Find it on the SAS Support site here:
Configuring and Deploying SAS® Web Report Studio
Posted by Shane Gibson on July 2, 2009
If you create a SAS OLAP cube in 9.1.x and their is some some sparsity in the values (when is there not) then you will end up with lots of .’s when no values exist for an intersection.
This is not really a problem till you use Web Report Studio to report off the cube and then the user exports the report to excel in a non formatted format.

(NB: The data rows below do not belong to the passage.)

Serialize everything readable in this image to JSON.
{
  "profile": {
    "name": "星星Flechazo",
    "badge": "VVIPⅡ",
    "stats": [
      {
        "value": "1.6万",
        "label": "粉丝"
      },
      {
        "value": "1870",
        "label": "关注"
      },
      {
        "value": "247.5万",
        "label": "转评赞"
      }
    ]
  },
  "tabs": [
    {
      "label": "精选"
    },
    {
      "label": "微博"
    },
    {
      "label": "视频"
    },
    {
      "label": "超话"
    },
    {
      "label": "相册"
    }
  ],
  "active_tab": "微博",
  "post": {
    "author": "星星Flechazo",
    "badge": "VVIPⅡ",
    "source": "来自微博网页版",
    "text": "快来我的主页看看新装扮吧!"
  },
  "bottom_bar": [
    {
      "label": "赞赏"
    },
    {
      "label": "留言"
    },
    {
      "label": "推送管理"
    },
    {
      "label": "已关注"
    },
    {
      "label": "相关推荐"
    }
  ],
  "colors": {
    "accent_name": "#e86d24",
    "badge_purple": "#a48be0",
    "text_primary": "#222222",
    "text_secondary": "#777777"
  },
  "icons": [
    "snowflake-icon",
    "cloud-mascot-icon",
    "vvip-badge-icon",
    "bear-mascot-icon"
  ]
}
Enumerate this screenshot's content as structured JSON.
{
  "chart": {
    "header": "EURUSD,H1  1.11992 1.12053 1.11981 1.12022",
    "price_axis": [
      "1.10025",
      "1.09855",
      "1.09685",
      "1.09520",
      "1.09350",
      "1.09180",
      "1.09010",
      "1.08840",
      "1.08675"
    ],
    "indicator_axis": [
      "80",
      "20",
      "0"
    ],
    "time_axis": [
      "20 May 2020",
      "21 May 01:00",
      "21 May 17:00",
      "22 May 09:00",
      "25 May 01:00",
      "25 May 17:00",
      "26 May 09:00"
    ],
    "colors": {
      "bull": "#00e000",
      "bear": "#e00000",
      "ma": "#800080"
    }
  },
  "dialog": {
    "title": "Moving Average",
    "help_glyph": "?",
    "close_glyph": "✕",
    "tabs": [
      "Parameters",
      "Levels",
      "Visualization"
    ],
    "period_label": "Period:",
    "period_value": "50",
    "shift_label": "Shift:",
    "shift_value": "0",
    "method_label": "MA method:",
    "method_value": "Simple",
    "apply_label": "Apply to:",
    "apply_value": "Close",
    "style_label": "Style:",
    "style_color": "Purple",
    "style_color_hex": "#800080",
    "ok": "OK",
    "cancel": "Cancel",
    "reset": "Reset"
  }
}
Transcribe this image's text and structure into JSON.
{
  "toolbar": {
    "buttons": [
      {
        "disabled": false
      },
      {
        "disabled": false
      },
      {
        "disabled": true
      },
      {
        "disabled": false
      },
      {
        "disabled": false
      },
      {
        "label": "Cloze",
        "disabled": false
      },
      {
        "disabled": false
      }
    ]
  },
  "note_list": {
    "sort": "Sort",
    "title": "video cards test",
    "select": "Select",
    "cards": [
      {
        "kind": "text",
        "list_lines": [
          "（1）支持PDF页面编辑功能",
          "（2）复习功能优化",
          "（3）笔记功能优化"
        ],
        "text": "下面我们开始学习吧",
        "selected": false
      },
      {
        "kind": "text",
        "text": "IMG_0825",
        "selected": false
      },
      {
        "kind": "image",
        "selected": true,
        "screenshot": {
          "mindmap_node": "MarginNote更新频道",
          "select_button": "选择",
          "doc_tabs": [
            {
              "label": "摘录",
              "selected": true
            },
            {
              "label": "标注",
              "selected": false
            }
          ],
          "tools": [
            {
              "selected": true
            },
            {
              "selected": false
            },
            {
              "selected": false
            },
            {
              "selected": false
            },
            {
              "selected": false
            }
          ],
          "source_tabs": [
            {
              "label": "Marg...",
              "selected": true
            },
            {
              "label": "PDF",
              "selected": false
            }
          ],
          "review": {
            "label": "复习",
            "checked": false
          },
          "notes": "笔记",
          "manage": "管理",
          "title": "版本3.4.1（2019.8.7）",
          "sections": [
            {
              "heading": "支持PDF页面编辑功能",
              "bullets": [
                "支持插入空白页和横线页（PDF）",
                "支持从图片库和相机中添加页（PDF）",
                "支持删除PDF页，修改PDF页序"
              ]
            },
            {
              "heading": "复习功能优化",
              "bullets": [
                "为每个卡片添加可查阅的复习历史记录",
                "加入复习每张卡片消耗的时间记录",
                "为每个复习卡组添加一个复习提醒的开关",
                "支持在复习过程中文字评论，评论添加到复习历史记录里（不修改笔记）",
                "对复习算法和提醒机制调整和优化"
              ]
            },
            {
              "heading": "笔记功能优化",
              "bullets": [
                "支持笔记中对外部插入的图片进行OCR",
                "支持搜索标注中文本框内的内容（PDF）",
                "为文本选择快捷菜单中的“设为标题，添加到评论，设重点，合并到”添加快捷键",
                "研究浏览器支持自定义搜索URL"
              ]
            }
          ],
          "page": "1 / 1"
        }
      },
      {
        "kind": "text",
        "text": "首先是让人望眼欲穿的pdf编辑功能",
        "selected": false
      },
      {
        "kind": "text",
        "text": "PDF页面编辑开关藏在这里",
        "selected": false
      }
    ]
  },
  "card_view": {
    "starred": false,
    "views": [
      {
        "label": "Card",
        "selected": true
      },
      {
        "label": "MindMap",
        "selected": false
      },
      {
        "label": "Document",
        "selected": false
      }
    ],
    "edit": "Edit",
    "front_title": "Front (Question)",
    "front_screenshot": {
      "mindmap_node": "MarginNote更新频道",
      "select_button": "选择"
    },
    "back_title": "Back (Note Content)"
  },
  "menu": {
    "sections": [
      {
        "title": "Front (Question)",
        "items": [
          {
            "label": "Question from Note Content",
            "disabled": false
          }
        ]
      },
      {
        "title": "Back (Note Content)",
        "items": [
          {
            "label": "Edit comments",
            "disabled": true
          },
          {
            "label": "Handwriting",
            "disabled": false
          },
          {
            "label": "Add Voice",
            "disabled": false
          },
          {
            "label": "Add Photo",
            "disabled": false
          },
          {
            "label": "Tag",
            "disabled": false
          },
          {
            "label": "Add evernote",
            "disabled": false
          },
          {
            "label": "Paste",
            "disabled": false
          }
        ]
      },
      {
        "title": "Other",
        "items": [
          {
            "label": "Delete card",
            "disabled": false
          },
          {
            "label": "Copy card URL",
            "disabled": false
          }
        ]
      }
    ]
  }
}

When they do this the . is passed to excel and then Excel refuses to apply formulas nicely when creating them on these cells (funnily enough the Excel sum formula does work for these).
So in this case you want to force WRS to show .’s as 0 and then they export as 0′s and excel is happy (or you can force the users to manually search and replace them each time they export if you are so inclined).
So the work around for us was to create a custom measure in the information map that changed all the .’s to 0′s. the MDX for this was:
IIF(<<Measures.Cost>>.Value = null , 0 , <<Measures.Cost>>)
Of course the down side of this is that the OLAP server has to do the calc each time it renders the values rather than a look up.
In hindsight we could have created a custom measure in the OLAP cube that did this and it would be calculated during the cube build rather than during the report rendering.